Detained by the Mirkavians on a specious pretext, amoral necromancer Johannes Cabal finds himself drafted into Count Marechal’s bold plan to elevate the Mirkavian Empire from a minor historical footnote to a modern reality. For that to happen, the Count needs the King of Mirkavia to make an inspiring speech. Too bad that the king is dead. The Count orders Cabal to revive the king just long enough to deliver a speech.
What could go wrong?
The Count strikes Cabal as the kind of guy who kills disreputable allies when they’re no longer useful. Cabal arranges a small surprise. In mid-speech, the King suddenly descends into brain-eating mania. It’s hard on the bystanders, but it gives Cabal the distraction he needs to flee the count.
First Cabal relieves clerk Gerhard Meissner of his identity. Then Cabal takes passage on the airship Princess Hortense . The Hortense is an impressive vessel and this is its maiden voyage. Cabal, however, is mainly interested in the airship for its destination outside Mirkavia. A turnip cart would suit him just as well, provided it got Cabal far from the Count.
Two unforeseen developments complicate the journey. The first is the unexpected presence of Leonie Barrow, whose path he crossed back in the days when he was collecting a hundred souls for Satan (long story). Leonie could expose Cabal for who and what he is. Luckily for Cabal, she chooses not to do so.

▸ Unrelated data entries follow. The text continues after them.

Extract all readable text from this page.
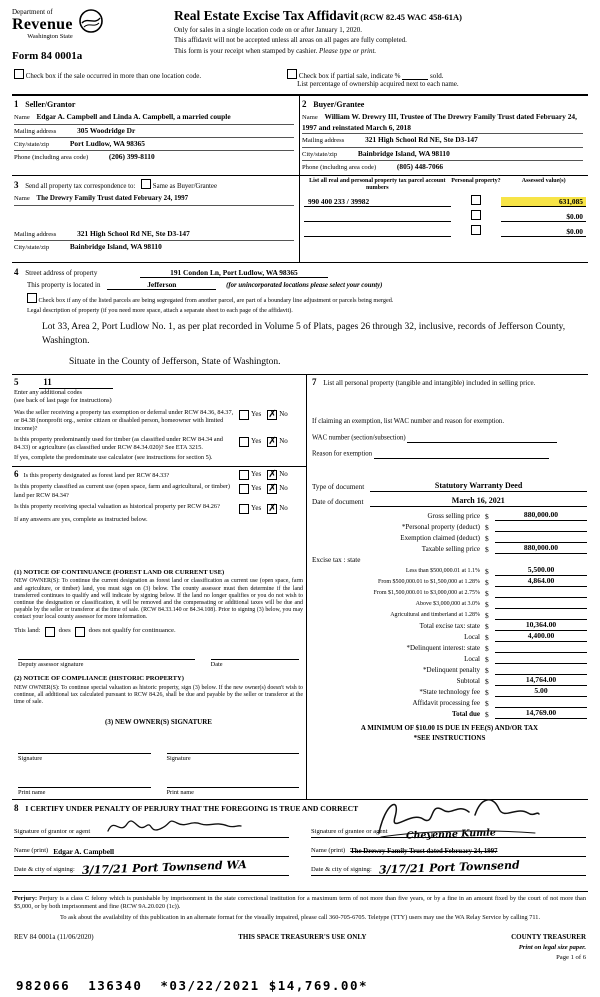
Department of
Revenue
Washington State
Form 84 0001a
Real Estate Excise Tax Affidavit (RCW 82.45 WAC 458-61A)
Only for sales in a single location code on or after January 1, 2020.
This affidavit will not be accepted unless all areas on all pages are fully completed.
This form is your receipt when stamped by cashier. Please type or print.
Check box if the sale occurred in more than one location code.	Check box if partial sale, indicate %	sold.
List percentage of ownership acquired next to each name.
1 Seller/Grantor
Name Edgar A. Campbell and Linda A. Campbell, a married couple
Mailing address	305 Woodridge Dr
City/state/zip	Port Ludlow, WA 98365
Phone (including area code)	(206) 399-8110
2 Buyer/Grantee
Name William W. Drewry III, Trustee of The Drewry Family Trust dated February 24, 1997 and reinstated March 6, 2018
Mailing address	321 High School Rd NE, Ste D3-147
City/state/zip	Bainbridge Island, WA 98110
Phone (including area code)	(805) 448-7066
3 Send all property tax correspondence to:	Same as Buyer/Grantee
Name The Drewry Family Trust dated February 24, 1997
Mailing address	321 High School Rd NE, Ste D3-147
City/state/zip	Bainbridge Island, WA 98110
List all real and personal property tax parcel account numbers
Personal property?	Assessed value(s)
990 400 233 / 39982	631,085
$0.00
$0.00
4 Street address of property	191 Condon Ln, Port Ludlow, WA 98365
This property is located in	Jefferson	(for unincorporated locations please select your county)
Check box if any of the listed parcels are being segregated from another parcel, are part of a boundary line adjustment or parcels being merged.
Legal description of property (if you need more space, attach a separate sheet to each page of the affidavit).
Lot 33, Area 2, Port Ludlow No. 1, as per plat recorded in Volume 5 of Plats, pages 26 through 32, inclusive, records of Jefferson County, Washington.
Situate in the County of Jefferson, State of Washington.
5	11
Enter any additional codes
(see back of last page for instructions)
Was the seller receiving a property tax exemption or deferral under RCW 84.36, 84.37, or 84.38 (nonprofit org., senior citizen or disabled person, homeowner with limited income)?
Yes ✗	No
Is this property predominantly used for timber (as classified under RCW 84.34 and 84.33) or agriculture (as classified under RCW 84.34.020)? See ETA 3215.
Yes ✗	No
If yes, complete the predominate use calculator (see instructions for section 5).
6 Is this property designated as forest land per RCW 84.33?	Yes ✗	No
Is this property classified as current use (open space, farm and agricultural, or timber) land per RCW 84.34?
Yes ✗	No
Is this property receiving special valuation as historical property per RCW 84.26?	Yes ✗	No
If any answers are yes, complete as instructed below.
(1) NOTICE OF CONTINUANCE (FOREST LAND OR CURRENT USE)
NEW OWNER(S): To continue the current designation as forest land or classification as current use (open space, farm and agriculture, or timber) land, you must sign on (3) below. The county assessor must then determine if the land transferred continues to qualify and will indicate by signing below. If the land no longer qualifies or you do not wish to continue the designation or classification, it will be removed and the compensating or additional taxes will be due and payable by the seller or transferor at the time of sale. (RCW 84.33.140 or 84.34.108). Prior to signing (3) below, you may contact your local county assessor for more information.
This land:	does	does not qualify for continuance.
Deputy assessor signature	Date
(2) NOTICE OF COMPLIANCE (HISTORIC PROPERTY)
NEW OWNER(S): To continue special valuation as historic property, sign (3) below. If the new owner(s) doesn't wish to continue, all additional tax calculated pursuant to RCW 84.26, shall be due and payable by the seller or transferor at the time of sale.
(3) NEW OWNER(S) SIGNATURE
Signature	Signature
Print name	Print name
7 List all personal property (tangible and intangible) included in selling price.
If claiming an exemption, list WAC number and reason for exemption.
WAC number (section/subsection)
Reason for exemption
Type of document	Statutory Warranty Deed
Date of document	March 16, 2021
Gross selling price $	880,000.00
*Personal property (deduct) $
Exemption claimed (deduct) $
Taxable selling price $	880,000.00
Excise tax : state
Less than $500,000.01 at 1.1% $	5,500.00
From $500,000.01 to $1,500,000 at 1.28% $	4,864.00
From $1,500,000.01 to $3,000,000 at 2.75% $
Above $3,000,000 at 3.0% $
Agricultural and timberland at 1.28% $
Total excise tax: state $	10,364.00
Local $	4,400.00
*Delinquent interest: state $
Local $
*Delinquent penalty $
Subtotal $	14,764.00
*State technology fee $	5.00
Affidavit processing fee $
Total due $	14,769.00
A MINIMUM OF $10.00 IS DUE IN FEE(S) AND/OR TAX
*SEE INSTRUCTIONS
8 I CERTIFY UNDER PENALTY OF PERJURY THAT THE FOREGOING IS TRUE AND CORRECT
Signature of grantor or agent
Name (print) Edgar A. Campbell
Date & city of signing: 3/17/21 Port Townsend WA
Signature of grantee or agent
Name (print) The Drewry Family Trust dated February 24, 1997
Cheyenne Kumle
Date & city of signing: 3/17/21 Port Townsend
Perjury: Perjury is a class C felony which is punishable by imprisonment in the state correctional institution for a maximum term of not more than five years, or by a fine in an amount fixed by the court of not more than $5,000, or by both imprisonment and fine (RCW 9A.20.020 (1c)).
To ask about the availability of this publication in an alternate format for the visually impaired, please call 360-705-6705. Teletype (TTY) users may use the WA Relay Service by calling 711.
REV 84 0001a (11/06/2020)	THIS SPACE TREASURER'S USE ONLY	COUNTY TREASURER
Print on legal size paper.
Page 1 of 6
982066  136340  *03/22/2021 $14,769.00*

The murders, on the other hand, are harder to ignore. The airship’s maiden voyage is not long, yet it is plagued with mysterious disappearances, apparent suicides, and attempts on the necromancer’s life. Simple self-interest dictates that Cabal expose the miscreants responsible. That is, if the miscreants don’t manage to kill Cabal first.
This is set in one of those universes where history is enough like ours that there’s an England, but different enough that magic works and the laws of physics are different. It’s probably best not to think too much about that.
More precisely, this is set somewhere not too far from Ruritania (which is name-checked) in a region of Europe filled with quaint pocket nations (invented rather than historical). Such nations are convenient, as they can be as corrupt as necessary to the plot without offending any modern inhabitants of said regions.
Steampunk often views the 19th century with rose-coloured glasses, focusing more on the pretty little hats and magnificent uniforms and less on the pogroms, vicious nationalism, and deranged warmongering imperialists. This series takes a different approach. The author populates Mirkavia and its neighbours with nasty folk and corrupt governments, compared to whom a simple necromancer with an occasional sideline in human souls seems a reasonable sort of chap.
I think my brain isn’t wired quite correctly to enjoy the bad-people-confounding-much-worse-people angle, at least not this week. Still, the prose was reasonable and the mystery functional. Not exactly my thing but it may be yours.